XIX Edición

Curso 2022 - 2023

Alejandro Quintana

Desde Murcia
a la pantalla 

Antonio Iniesta, 14 años

Colegio El Prado (Madrid)

Antonio vagaba desolado por las calles de Murcia. Cargaba sus pocas pertenencias en una maleta de ruedines y una mochila. El casero acababa de echarlo de su piso, pues se le acumulaban los retrasos en el pago del alquiler, y no sabía adónde ir. 

Solo le quedaba una persona a la que acudir: la antigua esposa de su difunto hermano menor, con la que nunca había mantenido una buena relación. Sin embargo, había una importante contrariedad: ella vivía en Valencia, a doscientos treinta kilómetros o, lo que es lo mismo, a cuarenta horas a pie, así que no le quedó otra que recurrir a la amabilidad de un conductor, que detuvo su automóvil en la A-7 para recogerlo. Enseguida entablaron conversación, hasta que se despidieron en el centro de la capital del Turia. 
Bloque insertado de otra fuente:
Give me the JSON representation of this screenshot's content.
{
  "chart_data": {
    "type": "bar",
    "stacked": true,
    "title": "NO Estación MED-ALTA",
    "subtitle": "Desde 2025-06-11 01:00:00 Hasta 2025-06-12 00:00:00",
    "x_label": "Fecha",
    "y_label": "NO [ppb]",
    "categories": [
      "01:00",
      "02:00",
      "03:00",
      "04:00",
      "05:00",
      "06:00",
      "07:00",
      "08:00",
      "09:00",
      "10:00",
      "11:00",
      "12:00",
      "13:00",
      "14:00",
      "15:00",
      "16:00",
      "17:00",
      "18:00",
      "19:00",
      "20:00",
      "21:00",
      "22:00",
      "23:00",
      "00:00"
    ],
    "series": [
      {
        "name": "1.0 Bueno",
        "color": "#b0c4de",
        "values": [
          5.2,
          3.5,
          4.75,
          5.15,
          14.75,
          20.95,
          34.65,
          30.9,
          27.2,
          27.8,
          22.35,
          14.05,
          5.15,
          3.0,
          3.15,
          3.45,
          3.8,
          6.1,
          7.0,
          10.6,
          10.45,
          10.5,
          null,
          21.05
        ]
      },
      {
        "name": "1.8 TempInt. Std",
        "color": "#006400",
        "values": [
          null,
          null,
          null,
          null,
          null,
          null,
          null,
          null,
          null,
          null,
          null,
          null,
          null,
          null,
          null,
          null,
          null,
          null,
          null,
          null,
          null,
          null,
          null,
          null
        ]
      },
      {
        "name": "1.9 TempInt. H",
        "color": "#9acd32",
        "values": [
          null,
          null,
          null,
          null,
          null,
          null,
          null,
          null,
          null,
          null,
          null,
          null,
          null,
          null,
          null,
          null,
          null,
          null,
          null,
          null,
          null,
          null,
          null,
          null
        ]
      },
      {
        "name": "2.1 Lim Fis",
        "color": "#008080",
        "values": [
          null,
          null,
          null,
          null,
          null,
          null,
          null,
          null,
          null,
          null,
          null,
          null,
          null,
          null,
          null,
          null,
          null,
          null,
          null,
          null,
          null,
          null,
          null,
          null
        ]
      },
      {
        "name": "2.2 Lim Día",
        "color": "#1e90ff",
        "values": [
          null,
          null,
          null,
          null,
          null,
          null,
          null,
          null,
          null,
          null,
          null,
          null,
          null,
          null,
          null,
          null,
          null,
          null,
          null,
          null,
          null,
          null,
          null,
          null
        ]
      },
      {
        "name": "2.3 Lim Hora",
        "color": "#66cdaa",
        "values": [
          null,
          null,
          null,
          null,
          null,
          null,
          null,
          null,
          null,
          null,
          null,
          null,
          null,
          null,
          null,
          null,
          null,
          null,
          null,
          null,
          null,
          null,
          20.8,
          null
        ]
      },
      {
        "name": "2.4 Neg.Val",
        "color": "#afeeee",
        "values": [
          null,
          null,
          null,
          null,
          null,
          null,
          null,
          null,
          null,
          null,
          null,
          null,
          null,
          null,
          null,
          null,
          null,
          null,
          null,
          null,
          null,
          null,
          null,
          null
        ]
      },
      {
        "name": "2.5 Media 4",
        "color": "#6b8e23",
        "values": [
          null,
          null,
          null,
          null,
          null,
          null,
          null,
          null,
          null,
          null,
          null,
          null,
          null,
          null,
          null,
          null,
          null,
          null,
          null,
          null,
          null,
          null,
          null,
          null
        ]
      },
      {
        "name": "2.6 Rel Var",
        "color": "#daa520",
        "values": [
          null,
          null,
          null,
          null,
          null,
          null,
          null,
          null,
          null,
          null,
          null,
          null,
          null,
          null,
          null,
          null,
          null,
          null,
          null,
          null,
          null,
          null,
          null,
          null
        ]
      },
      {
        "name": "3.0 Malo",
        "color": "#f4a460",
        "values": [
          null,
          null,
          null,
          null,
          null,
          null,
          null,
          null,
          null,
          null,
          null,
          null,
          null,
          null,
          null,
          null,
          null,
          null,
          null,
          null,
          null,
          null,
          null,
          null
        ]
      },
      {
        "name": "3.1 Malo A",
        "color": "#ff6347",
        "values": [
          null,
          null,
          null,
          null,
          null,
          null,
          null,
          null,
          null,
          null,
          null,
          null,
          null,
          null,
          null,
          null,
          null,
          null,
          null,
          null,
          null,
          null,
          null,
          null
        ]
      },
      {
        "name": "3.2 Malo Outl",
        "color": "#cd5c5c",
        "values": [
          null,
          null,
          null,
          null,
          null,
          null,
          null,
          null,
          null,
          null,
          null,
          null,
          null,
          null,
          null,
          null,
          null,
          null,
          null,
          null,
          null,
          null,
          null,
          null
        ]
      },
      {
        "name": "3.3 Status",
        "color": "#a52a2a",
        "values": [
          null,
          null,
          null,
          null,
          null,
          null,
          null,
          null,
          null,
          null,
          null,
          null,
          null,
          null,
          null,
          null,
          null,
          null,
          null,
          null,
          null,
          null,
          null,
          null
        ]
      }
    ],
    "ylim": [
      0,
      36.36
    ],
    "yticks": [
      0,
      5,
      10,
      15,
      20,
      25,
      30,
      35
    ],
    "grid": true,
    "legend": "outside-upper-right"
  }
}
Antonio tenía que encontrar a su cuñada. Recordaba el nombre de la calle, pero no el número ni el piso donde ella vivía. 

Una vez llegó a la vía, fue de portal en portal consultando los buzones. Encontró el nombre de la mujer al finalizar la mañana: número 38, segundo A. Tocó el timbre, con el corazón a todo gas.

–Hola Carmen –la saludó con los ojos gachos.

–¿A qué has venido? –fue su frío recibimiento.

–Necesito tu ayuda; no tengo a dónde ir.

–Vete a molestar a otra parte.

Le cerró la puerta en las narices, pero Antonio volvió a pulsar el timbre.

–¡Lárgate! –le gritó Carmen desde el otro lado de la puerta. 

Se marchó desolado, pero al cabo de un rato se acordó de Jorge, un viejo amigo de la infancia. Cuando este se mudó de Murcia a Valencia, se mandaban cartas mutuamente. Sabía que continuaba viviendo con sus padres y recordaba su dirección. 

Una vez se plantó frente a la casa de Jorge, sintió vergüenza. Iba a darse la media vuelta cuando, en un golpe de valentía, pulsó el timbre. La puerta se abrió al momento. Era Jorge. Al principio no lo reconoció.

–¿Antonio?

Se dieron la mano, pasaron adentro y se sentaron en el salón. Durante un tiempo hablaron acerca de mil asuntos. Jorge le dijo que trabajaba en un supermercado en el que buscaban empleados. Acordaron que se verían a las ocho de la mañana siguiente, en el comercio, para que Jorge se lo presentara a su jefe. Al entender cuál era su situación, Jorge le entregó algo de dinero para que se buscase una pensión o un hostal donde pasar la noche. 

Gracias a la recomendación de su amigo, le concedieron el trabajo. Cobraría el salario mínimo, contaría con los recursos de la seguridad social y con un descuento en la tienda. 

A la semana y media de empezar a trabajar, a Antonio se le acabó el dinero para pagar la pensión. Todavía le faltaban unas semanas para cobrar su primer sueldo, así que durmió en la calle. Al día siguiente se despertó con los primeros rayos de luz, en el preciso instante que su jefe pasaba frente a él. Este lo miró extrañado y, al poco de empezar la jornada, le comunicó su despido con efecto inmediato, pues no podía tener un empleado que durmiera a la intemperie, como un mendigo. Jorge intentó mediar, pero sin resultado.

Una pareja de monjas pasaron frente a la tienda cuando Antonio lloraba desconsolado, sentado en las escaleras de acceso. Apiadadas de él, le invitaron a un albergue que mantenían y donde había un comedor social. Con el ánimo más calmado, durante las siguientes semanas fue haciendo numerosas entrevistas de trabajo, hasta que lo contrataron en una papelería, donde no duró mucho. Después fue empleado en  una panadería, en un hotel, en otro supermercado... No había manera de que le durasen los empleos. Jorge no volvió a saber de él.

Tiempo después, Jorge salió a pasear. Al pasar frente al supermercado, pensó en qué habría sido de Antonio.

Mientras entraba en casa, escuchó su voz. No tuvo dudas de que era él. Fue al salón a toda prisa, pero no lo encontró allí. Su voz provenía de la televisión.